Сергей Петрович задумался, как будто и в самом деле его занимала мысль: что бы стали делать без него те женщины, с которыми судьба близко сводила его. Князь пристально и серьезно посмотрел на него, стряхнул пепел с сигары, отхлебнул из стакана и начал:

— Все, что ты мне говорил, должно быть, очень хорошо, потому что ты человек умный. Может быть, даже и справедливо. Я тебе верю на слово, но я плохо тебя понял, потому что для этого надо думать, а думать после обеда я не могу. Ясно мне только одно: тебе надобно непременно уехать отсюда.

— Это зачем?

— А затем, что ты здесь пропадешь ни за грош. Ты завлечешься идеалами морального обладания, и кончится тем, что и твоя душа, и твои оставшиеся души попадут под очень грязное физическое обладание деревенской барышни, — короче, тебя женят! Со мной было тоже самое. Я был юнкером; наш эскадрон стоял близ деревни моей тещи. Я без всяких отвлеченных и положительных идей волочился за ее дочкой. Кончилось тем, что на другой день моего совершеннолетия я женился; следовательно, ранее меня этого никто не делал. Хорошо, что я попал на ангела, и мы, как я тебе сказывал, живем очень хорошо. Но не всякому же такое счастье! Ты, например, не способен для него. Решительно, тебе надобно ехать!

— Вот вздор какой! Я от женщин не бегал. Не беспокойся: меня не женят.

— Не говори, душа моя! Скука, одиночество удивительно изменяют идеи. И потом, деревенская жизнь чрезвычайно располагает к тучности и женитьбе. Первое над тобой начинает сбываться, на мои глаза ты уже толстеешь; смотри, чтобы не сбылось и последнее.

— Неужели ты находишь, что я потолстел? — сказал Тамарин с беспокойством.

— Немного еще, но уже есть расположение. Цвет лица у тебя стал гораздо лучше. Посмотри на себя: ты скоро будешь румян, как твой Иван Васильич!

Тамарин подошел к зеркалу, и, от действия ли света или от жару только, действительно, лицо его не было бледно как всегда.

— Послушай, Островский, ты меня пугаешь, — сказал Тамарин. — Неужели я в самом деле растолстею. Это будет непозволительно смешно!

— И очень ново: Тамарин смешон! Тамарин, который никому не прощает тени смешного и беспощадно казнит его своим языком! Это восхитительно! Если мои надежды сбудутся, я приезжаю к тебе года через два и снимаю с тебя портрет, или, лучше сказать, списываю семейную картину. Она будет представлять, положим, хоть эту комнату, после жирного обеда (обед у тебя непременно будет жирный); ты сидишь в бухарском халате и делаешь кейф. Глаза твои немного отекли и полузакрыты, как у жирного кота, которому почесывают шейку; тебе хочется спать.
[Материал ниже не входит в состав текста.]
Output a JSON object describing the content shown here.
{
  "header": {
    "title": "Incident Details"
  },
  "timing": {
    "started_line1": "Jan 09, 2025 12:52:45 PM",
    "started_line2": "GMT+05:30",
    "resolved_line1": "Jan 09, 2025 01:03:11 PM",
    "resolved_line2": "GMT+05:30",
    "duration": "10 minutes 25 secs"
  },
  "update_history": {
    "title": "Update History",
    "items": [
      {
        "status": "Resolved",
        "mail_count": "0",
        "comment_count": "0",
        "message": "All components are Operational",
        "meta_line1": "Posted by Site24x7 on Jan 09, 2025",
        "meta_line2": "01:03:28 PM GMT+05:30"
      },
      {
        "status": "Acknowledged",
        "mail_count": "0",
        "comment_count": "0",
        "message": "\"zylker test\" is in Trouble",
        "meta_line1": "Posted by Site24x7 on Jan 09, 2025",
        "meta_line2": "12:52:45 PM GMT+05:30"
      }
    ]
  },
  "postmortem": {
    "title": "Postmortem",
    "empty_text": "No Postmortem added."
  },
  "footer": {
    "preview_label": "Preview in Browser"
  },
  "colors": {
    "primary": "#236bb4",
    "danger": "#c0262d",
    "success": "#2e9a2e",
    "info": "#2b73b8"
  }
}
Перед тобой здоровая кормилица держит полугодового ребенка; он ревет, а кормилица уговаривает его: «Не плачь, душенька, тятенька баюшки хочет». Возле тебя сидит твоя супруга, белая и румяная, как говорится, кровь с молоком; она в распашном капоте, отдувшемся спереди, потому что находится в том же почтенном положении, из которого вышла полгода назад. Она смотрит на тебя с любовию, треплет белой рукой твою пухленькую щеку и говорит тоненьким голоском: «Ты бы прилег отдохнуть, и я тоже прилягу!»

— Надо тебе отдать справедливость, Островский: у тебя чудесное воображение. Но отчего ты не велишь нарисовать себе другую картину, например…

— Не трудись, душа моя, моя жизнь и в оригинале неинтересна, не только в копиях; а я знаю что ты не любишь оставаться в долгу.

— Да, в этом случае я на тебя не похож.

— И дурно делаешь! Меня учили в политической экономии, что долги есть признаки богатства. Но скука с ними: мне каждое утро напоминают о них. Поговорим лучше о тебе. Что ж, ты едешь?

— Куда? В Петербург нельзя, за границу не с чем, да я уж по ней и потаскался. Губернские города похожи один на другого как две капли воды и все ужасно скучны.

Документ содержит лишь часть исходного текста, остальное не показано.